Este artigo científico tem como objetivo explorar as diversas aplicações da eletroanalgesia por meio do Estimulador Nervoso Transcutâneo (TENS) na fisioterapia, destacando seu papel no manejo da dor. Para isso, a revisão reúne estudos recentes e relevantes que investigam a eficácia do TENS em diferentes condições dolorosas. Dessa forma, busca-se oferecer uma visão abrangente e atualizada sobre seu uso clínico.

Introdução:
A dor é um sintoma comum em várias condições clínicas, impactando significativamente a qualidade de vida dos pacientes. O TENS, dispositivo não invasivo que utiliza correntes elétricas de baixa frequência para modular a percepção da dor, tem ganhado destaque como uma ferramenta valiosa na prática fisioterapêutica.
Mecanismos de Ação da Eletroanalgesia com TENS:
O TENS atua por meio da estimulação elétrica de fibras nervosas periféricas. Como resultado, ocorre modulação da transmissão nociceptiva em níveis segmentares e supraespinhais. De acordo com a teoria das comportas (Gate Control Theory), a ativação de fibras aferentes de maior calibre pode inibir a condução dos estímulos dolorosos. Além disso, determinadas configurações estimulam a liberação de neurotransmissores, como endorfinas e encefalinas, que também contribuem para o efeito analgésico.
Os mecanismos específicos variam conforme o modo de operação utilizado. Enquanto o TENS convencional emprega altas frequências e baixa intensidade, o TENS de baixa frequência utiliza intensidades maiores com estímulo mais profundo. Por sua vez, o modo burst combina características de ambos. Assim, o profissional pode selecionar parâmetros adequados ao tipo e à origem da dor, promovendo maior personalização terapêutica.
Aplicações Clínicas :
Diversos estudos clínicos investigaram a eficácia do TENS em diferentes contextos. Por exemplo, pesquisas envolvendo dor lombar crônica demonstram redução significativa da intensidade dolorosa quando o recurso é associado a exercícios terapêuticos. Da mesma forma, pacientes com osteoartrite apresentam melhora funcional e diminuição da dor após protocolos estruturados.

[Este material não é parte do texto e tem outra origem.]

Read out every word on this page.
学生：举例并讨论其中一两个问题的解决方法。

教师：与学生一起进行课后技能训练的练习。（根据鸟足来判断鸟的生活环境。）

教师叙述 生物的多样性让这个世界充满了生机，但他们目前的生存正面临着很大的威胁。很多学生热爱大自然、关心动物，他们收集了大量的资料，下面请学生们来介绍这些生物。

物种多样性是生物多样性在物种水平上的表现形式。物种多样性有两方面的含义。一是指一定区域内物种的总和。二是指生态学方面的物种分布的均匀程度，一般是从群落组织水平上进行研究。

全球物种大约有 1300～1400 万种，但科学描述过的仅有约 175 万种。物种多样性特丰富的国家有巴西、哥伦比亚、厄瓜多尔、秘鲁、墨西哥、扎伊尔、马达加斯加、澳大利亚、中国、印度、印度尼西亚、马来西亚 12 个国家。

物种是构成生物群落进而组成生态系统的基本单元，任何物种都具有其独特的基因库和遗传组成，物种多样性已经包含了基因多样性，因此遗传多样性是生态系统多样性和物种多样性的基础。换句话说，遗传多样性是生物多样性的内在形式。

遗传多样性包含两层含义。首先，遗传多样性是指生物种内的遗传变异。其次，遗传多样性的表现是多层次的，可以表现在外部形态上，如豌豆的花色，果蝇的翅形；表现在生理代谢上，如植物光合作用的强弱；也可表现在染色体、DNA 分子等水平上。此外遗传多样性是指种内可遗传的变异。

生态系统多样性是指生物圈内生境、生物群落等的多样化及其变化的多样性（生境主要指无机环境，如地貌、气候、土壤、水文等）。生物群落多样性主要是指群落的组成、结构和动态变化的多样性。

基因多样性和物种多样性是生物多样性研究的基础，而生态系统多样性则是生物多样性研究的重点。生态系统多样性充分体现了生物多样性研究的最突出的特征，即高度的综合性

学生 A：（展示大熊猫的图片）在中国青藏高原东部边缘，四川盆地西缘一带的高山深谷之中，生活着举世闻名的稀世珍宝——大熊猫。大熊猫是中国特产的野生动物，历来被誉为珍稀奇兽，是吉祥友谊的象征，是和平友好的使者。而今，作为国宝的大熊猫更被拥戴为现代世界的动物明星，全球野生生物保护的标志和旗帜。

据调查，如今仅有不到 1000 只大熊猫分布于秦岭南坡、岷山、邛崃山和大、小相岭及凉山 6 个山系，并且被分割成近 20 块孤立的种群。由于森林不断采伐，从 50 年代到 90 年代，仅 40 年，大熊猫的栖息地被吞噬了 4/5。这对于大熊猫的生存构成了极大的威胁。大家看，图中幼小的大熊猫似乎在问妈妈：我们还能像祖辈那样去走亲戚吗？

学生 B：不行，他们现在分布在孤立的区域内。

Além dessas condições, há evidências favoráveis em quadros de fibromialgia e neuropatia periférica. Embora os resultados variem conforme metodologia e parâmetros utilizados, a maioria dos estudos aponta efeitos positivos quando o TENS integra um plano terapêutico multimodal. Portanto, o recurso não substitui outras intervenções, mas atua como importante complemento no controle da dor.
Protocolos de Tratamento:
A definição de protocolos adequados representa etapa crucial para otimizar os benefícios do TENS. Inicialmente, o fisioterapeuta deve avaliar o tipo de dor — aguda ou crônica —, bem como sua intensidade e localização. Em seguida, seleciona o modo de operação, ajusta a frequência e determina a duração da aplicação.
Além disso, o posicionamento correto dos eletrodos influencia diretamente o resultado clínico. Por essa razão, recomenda-se aplicar os eletrodos próximos à área dolorosa ou ao longo do trajeto nervoso correspondente. Ao longo do tratamento, o profissional deve reavaliar a resposta do paciente e, se necessário, ajustar os parâmetros. Dessa maneira, garante-se maior eficácia e segurança.
Considerações Éticas e de Segurança:
Paralelamente à aplicação técnica, é indispensável observar princípios éticos e medidas de segurança. Antes de iniciar o tratamento, o fisioterapeuta deve realizar avaliação clínica detalhada e obter consentimento informado do paciente. Além disso, precisa investigar possíveis contraindicações, como presença de marcapasso, lesões cutâneas na área de aplicação ou alterações sensoriais significativas.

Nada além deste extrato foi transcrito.